In the movie “The Big Sick,” the main character, Kumail, pulls up to a drive thru at a fast-food restaurant at the end of a bad day.
 
“Can I get a burger with four slices of cheese,” he says.
 
“Four burgers. Anything else?” comes the voice from behind the metal speaker.
 
“No. One burger with four slices of cheese.”
 
“I’m sorry. We can’t do that.”
 
“Just put four slices of cheese on a burger.”
 
“We can’t do that.”
 
“Who the F is this ‘We’? It’s just you and me. We’re just people. Just listen to me. F this corporate identity. Just put four slices of cheese on the burger.”
 
Sitting in his office at the Wharton School at the University of Pennsylvania, Jonah Berger laughs at the exchange. The marketing professor and author of two New York Times business bestsellers can relate. As a professor of marketing, he deals with the challenges of customer experience and corporate culture on a daily basis and sees the scene as a classic example of how messing up even the smallest of details can drive a wedge between customers and companies.
 
“I was reading a paper from a colleague of mine that looks at very simple differences in pronoun use,” he says. “So, imagine you call up a customer service representative and they say, “We are happy to help you,” as opposed to, “I am happy to help you.” The simple difference in pronoun use, between “we” versus “I” is that “I” is much more effective, even though most companies use “we.” Customers see that as distancing. They don’t see the representative as empathetic. They don’t see them as willing to help.
 
“So rather than apologizing, businesses take this distant language and don’t allow their representatives to be empathetic, to use words like “I” and take responsibility for issues. Even if it’s not the representative’s fault, by saying “I’m sorry you feel frustrated.
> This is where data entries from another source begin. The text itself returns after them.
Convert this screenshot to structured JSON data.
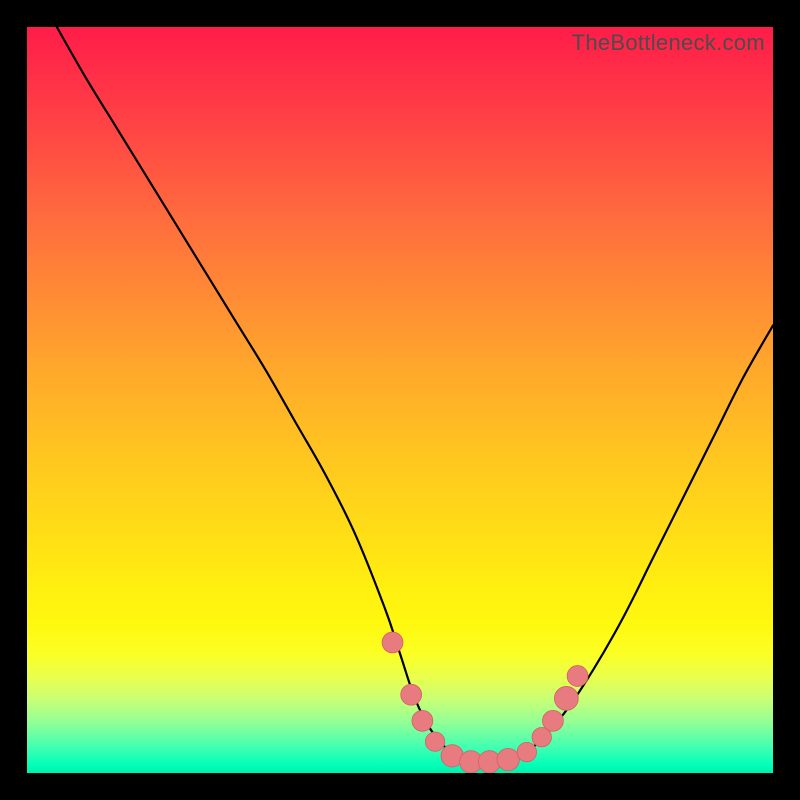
{
  "watermark": "TheBottleneck.com",
  "colors": {
    "background": "#000000",
    "curve": "#000000",
    "marker_fill": "#e77b7f",
    "marker_stroke": "#d65e63"
  },
  "chart_data": {
    "type": "line",
    "title": "",
    "xlabel": "",
    "ylabel": "",
    "xlim": [
      0,
      100
    ],
    "ylim": [
      0,
      100
    ],
    "grid": false,
    "legend": false,
    "annotations": [],
    "series": [
      {
        "name": "bottleneck-curve",
        "x": [
          4,
          8,
          12,
          16,
          20,
          24,
          28,
          32,
          36,
          40,
          44,
          48,
          50,
          52,
          54,
          56,
          58,
          60,
          62,
          64,
          66,
          68,
          72,
          76,
          80,
          84,
          88,
          92,
          96,
          100
        ],
        "y": [
          100,
          93,
          86.5,
          80,
          73.5,
          67,
          60.5,
          54,
          47,
          40,
          32,
          22,
          16,
          10,
          6,
          3.5,
          2,
          1.5,
          1.5,
          1.7,
          2.2,
          3.6,
          8,
          14,
          21,
          29,
          37,
          45,
          53,
          60
        ]
      }
    ],
    "markers": [
      {
        "x": 49.0,
        "y": 17.5,
        "r": 1.4
      },
      {
        "x": 51.5,
        "y": 10.5,
        "r": 1.4
      },
      {
        "x": 53.0,
        "y": 7.0,
        "r": 1.4
      },
      {
        "x": 54.7,
        "y": 4.2,
        "r": 1.3
      },
      {
        "x": 57.0,
        "y": 2.3,
        "r": 1.5
      },
      {
        "x": 59.5,
        "y": 1.5,
        "r": 1.5
      },
      {
        "x": 62.0,
        "y": 1.5,
        "r": 1.5
      },
      {
        "x": 64.5,
        "y": 1.8,
        "r": 1.5
      },
      {
        "x": 67.0,
        "y": 2.8,
        "r": 1.3
      },
      {
        "x": 69.0,
        "y": 4.8,
        "r": 1.3
      },
      {
        "x": 70.5,
        "y": 7.0,
        "r": 1.4
      },
      {
        "x": 72.3,
        "y": 10.0,
        "r": 1.6
      },
      {
        "x": 73.8,
        "y": 13.0,
        "r": 1.4
      }
    ]
  }
}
How can I help you fix this?” That’s much more effective than standing behind the boilerplate and not meeting the customer where they are.”
 
After penning his two books—“Contagious: Why Things Catch On” and “Invisible Influence: The Hidden Forces that Shape Behavior”—Berger has found himself in high demand from businesses looking for help in launching a new customer loyalty program or healing one that is ailing.
 
All too often, he says, businesses are interested in increasing what he calls “behavioral loyalty,” which is about maintaining sales, when they really should be focusing on what he calls “attitudinal loyalty,” which is about how much they actually like the brand. If a customer truly likes the brand, they will continue to purchase the products and even forgive the company of a mistake happens.
 
“For example, I just got off a flight with American Airlines,” he says. “I flew with them a bunch last year, so I have a lot of miles with them. If you look at it from a behavioral loyalty standpoint, it would look like I’m extremely loyal. But if you look at attitudinal loyalty, I’m actually not very happy with American Airlines. If I had an option to switch, I probably would. I like Delta a lot better. Delta, unfortunately, doesn’t always fly the routes that I’m going. But when I have an opportunity, I do fly Delta. Too often people think, “Well as long as people are coming back, that’s great, so we don’t have to understand their needs and deliver value to them to get that attitudinal loyalty.”
 
To build that attitudinal loyalty, some of the better brands—and a lot of startups—are bypassing the traditional methods of marketing and focusing exclusively on building customer experience. Word-of-mouth recommendations from satisfied customers, they have come to realize, are far more effective and valuable than any paid media effort. So rather than pumping money into an advertising campaign, they put it back into enhancing the customer experience—offering free next-day delivery, seamless interactions, etc.—making it so the customer is so delighted with the experience that they can’t help but share it with their friends.
 
In the short-term, those measures often appear to be merely unquantifiable expenses, but in reality, they are actually highly effective tools to building strong loyalty.
 
“Yes, in the short term it may be a little more expensive and a little more complicated, but in the long term it really pays dividends.”
 
Within that are two key customer experiences that are often overlooked: “listening,” and its close relative “responding.” Nothing makes people feel like they’ve had a bad customer experience as when there’s an issue and they feel someone hasn’t listened to them.
 
“What we find is that it’s not necessarily about what you give them, but about how you deal with situations that are difficult,” Berger says. “When people get frustrated is when someone says, ‘Oh yeah, that thing you care about, that’s not really important or that’s not really a problem.’ What works is when someone says, ‘You know what? You’re right. I’m sorry. We screwed up.’ They listen to the concern. They show the customer that they heard that concern. But they also don’t just say they heard it, they say, ‘This is what we’re going to do in the future.’
 
“I don’t think customers expect businesses to be perfect. There’s infrequently a business that doesn’t screw up in some way, shape or form. The challenge is not to not screw up. The challenge is seeing screwing up as an opportunity. When we don’t deliver something on time or we lose your bag, what do we do about it? Do we pretend that everything is OK? Or do we say, ‘Hey we screwed up, and this is what we’re going to do to fix it.’”
 
So, if someone asks for four pieces of cheese with his hamburger, for goodness sake, give him four pieces of cheese.